Examples of using "Syndrome" in a sentence and their turkish translations:
Tom'da Asperger sendromu var.
Başlığı, "Pugilistik Demans."
Ben huzursuz bacak sendromundan muzdaribim.
AIDS "Edinilmiş Bağışıklık Yetersizliği Sendromu" anlamına gelir.
Tamponlar toksik şok sendromuna neden olabilir.
adı ''takotsubo kardiyomiyopati'' veya ''kırık kalp sendromu,''
Sonrasında Asperger sendromu, obsesif kompülsif bozukluk
ve bu sendrom genellikle birkaç hafta içinde düzeliyor.
Onun bütün çocukları Down sendromlu doğdu.
Brezilya'da Asperger Sendromu görülme sıklığı % 0.5'e ulaşabilir.
Bir tamponda uyuyorsan zehirli şok sendromu olabilirsin.
Doktor onun mide ağrılarının irritabl bağırsak sendromu nedeniyle olduğu sonucuna vardı.

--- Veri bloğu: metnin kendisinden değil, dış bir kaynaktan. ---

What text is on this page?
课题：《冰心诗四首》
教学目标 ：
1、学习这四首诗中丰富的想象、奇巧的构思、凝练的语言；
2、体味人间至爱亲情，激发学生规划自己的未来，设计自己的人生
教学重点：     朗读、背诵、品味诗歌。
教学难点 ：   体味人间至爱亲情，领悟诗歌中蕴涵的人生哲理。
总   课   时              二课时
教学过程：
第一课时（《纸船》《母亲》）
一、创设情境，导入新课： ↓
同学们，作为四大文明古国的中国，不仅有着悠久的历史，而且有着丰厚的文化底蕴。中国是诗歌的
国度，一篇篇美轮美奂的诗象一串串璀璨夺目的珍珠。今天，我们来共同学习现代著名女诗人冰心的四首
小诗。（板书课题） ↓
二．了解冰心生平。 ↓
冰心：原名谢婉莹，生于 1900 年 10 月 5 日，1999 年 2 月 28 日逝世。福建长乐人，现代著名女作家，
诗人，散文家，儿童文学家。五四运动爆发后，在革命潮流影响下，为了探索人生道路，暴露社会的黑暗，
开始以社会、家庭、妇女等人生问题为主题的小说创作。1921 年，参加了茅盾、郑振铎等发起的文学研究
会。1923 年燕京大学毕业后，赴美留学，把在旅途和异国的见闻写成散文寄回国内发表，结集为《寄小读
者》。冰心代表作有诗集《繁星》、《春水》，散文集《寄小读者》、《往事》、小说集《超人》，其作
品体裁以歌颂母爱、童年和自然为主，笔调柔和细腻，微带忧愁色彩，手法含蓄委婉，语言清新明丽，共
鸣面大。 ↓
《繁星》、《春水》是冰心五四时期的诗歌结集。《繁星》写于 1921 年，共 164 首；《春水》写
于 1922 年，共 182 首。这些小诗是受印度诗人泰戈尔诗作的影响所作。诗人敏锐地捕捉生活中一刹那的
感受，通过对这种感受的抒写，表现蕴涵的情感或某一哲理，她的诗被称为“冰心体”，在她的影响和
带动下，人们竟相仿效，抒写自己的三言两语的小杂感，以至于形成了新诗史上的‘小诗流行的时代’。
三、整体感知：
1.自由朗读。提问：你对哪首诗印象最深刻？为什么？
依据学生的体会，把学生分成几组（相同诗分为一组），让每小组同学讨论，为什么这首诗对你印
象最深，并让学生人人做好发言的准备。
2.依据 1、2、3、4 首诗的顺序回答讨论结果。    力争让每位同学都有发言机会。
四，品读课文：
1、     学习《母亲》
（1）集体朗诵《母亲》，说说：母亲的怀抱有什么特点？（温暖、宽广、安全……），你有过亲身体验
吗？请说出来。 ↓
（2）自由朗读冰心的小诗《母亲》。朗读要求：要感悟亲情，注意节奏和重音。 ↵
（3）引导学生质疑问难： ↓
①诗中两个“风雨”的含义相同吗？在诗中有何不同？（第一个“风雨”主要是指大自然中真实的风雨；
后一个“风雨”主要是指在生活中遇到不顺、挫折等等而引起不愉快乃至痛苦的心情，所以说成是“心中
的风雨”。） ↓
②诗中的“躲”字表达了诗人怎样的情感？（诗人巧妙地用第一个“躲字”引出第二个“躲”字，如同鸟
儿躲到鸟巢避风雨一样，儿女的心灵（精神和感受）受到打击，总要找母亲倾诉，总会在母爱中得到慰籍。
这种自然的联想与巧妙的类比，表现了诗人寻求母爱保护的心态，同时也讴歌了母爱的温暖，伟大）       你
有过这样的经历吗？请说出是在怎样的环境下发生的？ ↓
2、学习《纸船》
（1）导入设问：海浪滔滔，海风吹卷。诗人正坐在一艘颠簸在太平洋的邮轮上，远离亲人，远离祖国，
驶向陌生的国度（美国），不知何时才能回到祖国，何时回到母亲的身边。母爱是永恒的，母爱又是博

Savaştan döndükten sonra birçok asker travma sonrası stres sendromu belirtileri gösteriyor.
Bileğim ve ön kolum acıyor. Bence karpal tünel sendromunun acısını çekiyor olabilirim.
Yabancı aksan sendromu henüz açıklanamayan, hastanın anadilini daha fazla düzgün şekilde telaffuz edemeyip yabancı bir aksanla konuşmaya başlamasıyla vuku bulan tıbbi bir durumdur.
Paris sendromu bir tür kültür şokudur. Şehrin moda merkezi imgesine kapılıp Paris'te yaşamaya başlayan, sonrasında yerel adetlere ve kültüre iyi uyum sağlayamayıp, zihinsel dengesini yitiren ve depresyona yakın belirtiler gösteren yabancıları tanımlamak için kullanılan psikiyatrik bir terimdir.